Humanitarian aid entrepreneur

Samuel Steven Bloch (born January 1979) (pronunciation: Block or [blɑːk]) is an American humanitarian aid entrepreneur specializing in first response to natural disasters and conflict zones.

== Career ==
Bloch's career began in Thailand in response to the 2004 Indian Ocean earthquake and tsunami. Bloch went on to co-found Communitere International, first serving the 2010 Haiti earthquake and then expanding operations to The Philippines in 2013, Nepal in 2015, and Greece in 2017. Bloch and Communitere supported local businesses, participated in Maker Faire conventions, and aligned with the early efforts of Burners without Borders. In 2018, Bloch began as the director of emergency response with World Central Kitchen (WCK), focusing his efforts on hunger and food insecurity. Bloch has since been involved in relief for Cyclone Idai in Mozambique, Hurricane Dorian in The Bahamas, the 2020 Aegean Sea earthquake in Turkey, the 2023 Hawaii wildfires in Lāhainā, the Russian invasion of Ukraine via Poland, and the Gaza war in 2024. As of 2025, Bloch has stepped down from his position at WCK and serves on the advisory board of Watch Duty.

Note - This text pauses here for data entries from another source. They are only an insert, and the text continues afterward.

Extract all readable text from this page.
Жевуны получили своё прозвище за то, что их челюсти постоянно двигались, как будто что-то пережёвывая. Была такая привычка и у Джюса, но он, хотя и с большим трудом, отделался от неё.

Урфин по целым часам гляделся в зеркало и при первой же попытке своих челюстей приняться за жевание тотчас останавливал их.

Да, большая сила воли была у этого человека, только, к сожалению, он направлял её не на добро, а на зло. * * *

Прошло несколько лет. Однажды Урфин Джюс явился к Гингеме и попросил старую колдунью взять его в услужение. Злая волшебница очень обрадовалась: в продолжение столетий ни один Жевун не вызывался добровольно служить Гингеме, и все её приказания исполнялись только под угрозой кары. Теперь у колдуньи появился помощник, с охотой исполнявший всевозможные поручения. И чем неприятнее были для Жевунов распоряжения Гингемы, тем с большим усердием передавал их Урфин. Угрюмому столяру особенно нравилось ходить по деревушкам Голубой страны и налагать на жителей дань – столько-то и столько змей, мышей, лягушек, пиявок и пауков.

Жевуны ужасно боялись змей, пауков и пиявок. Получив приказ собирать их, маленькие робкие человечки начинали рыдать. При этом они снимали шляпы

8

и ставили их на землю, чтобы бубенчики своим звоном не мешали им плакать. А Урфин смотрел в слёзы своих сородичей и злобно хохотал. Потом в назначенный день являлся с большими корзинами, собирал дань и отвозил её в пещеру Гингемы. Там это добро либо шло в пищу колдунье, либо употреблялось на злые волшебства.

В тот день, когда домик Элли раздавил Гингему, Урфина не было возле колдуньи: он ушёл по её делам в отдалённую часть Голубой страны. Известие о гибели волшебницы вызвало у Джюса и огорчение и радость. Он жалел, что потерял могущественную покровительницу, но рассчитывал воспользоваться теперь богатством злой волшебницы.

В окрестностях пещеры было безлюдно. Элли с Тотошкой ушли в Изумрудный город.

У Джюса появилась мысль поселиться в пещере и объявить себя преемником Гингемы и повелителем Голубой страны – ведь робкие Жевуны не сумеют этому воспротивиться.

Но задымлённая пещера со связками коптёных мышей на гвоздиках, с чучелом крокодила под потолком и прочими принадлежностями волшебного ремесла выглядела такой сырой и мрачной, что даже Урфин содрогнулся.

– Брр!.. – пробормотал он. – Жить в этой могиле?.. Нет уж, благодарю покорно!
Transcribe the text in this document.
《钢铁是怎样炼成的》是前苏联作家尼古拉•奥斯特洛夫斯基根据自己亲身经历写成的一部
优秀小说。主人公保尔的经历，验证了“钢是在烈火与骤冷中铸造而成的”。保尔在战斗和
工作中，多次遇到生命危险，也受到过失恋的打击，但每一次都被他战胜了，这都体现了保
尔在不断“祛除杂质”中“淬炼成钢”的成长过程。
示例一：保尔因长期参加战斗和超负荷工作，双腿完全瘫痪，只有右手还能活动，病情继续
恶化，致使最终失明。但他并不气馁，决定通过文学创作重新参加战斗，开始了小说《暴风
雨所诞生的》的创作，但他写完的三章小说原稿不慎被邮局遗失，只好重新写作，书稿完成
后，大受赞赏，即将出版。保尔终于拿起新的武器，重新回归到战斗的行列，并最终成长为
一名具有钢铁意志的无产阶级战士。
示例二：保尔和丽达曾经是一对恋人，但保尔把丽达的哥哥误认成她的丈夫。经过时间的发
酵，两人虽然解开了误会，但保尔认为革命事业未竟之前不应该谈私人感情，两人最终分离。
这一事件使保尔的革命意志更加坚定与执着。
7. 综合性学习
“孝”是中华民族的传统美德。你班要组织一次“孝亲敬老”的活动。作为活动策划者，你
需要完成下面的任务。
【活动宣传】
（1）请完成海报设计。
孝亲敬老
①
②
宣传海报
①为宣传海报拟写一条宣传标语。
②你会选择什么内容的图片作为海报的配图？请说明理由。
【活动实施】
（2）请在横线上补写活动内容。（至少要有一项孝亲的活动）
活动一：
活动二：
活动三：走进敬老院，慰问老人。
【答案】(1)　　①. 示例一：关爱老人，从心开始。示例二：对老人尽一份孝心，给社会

== Awards and appearances ==
Bloch has spoken at TEDx, Re:publica and other international conferences about the impact of resource center models in humanitarian relief. In 2017, Bloch won the Humanitarian STAR Award, in Disaster Relief and Recovery, from the Sierra Madre Rotary club. In 2022, Bloch's work was shown in documentary film We Feed People with the World Central Kitchen and chef José Andrés. In 2023, Bloch was interviewed by CNN's Christiane Amanpour while organizing relief in Morocco after the Al Haouz earthquake. In 2024, Bloch was interviewed to discuss addressing hunger on the Gaza Strip by CNN and The New York Times.

== Personal life ==
Bloch was born in January 1979 in New Jersey and is one of nine children. In the 2022 documentary film We Feed People he discussed how grief from the death of his brother, who sacrificed his life to rescue Sam from an accident, fuels the conviction needed for this relentless work. In the film, Bloch also shared his troubles with "holding down a relationship" because of the unpredictability associated with disaster relief.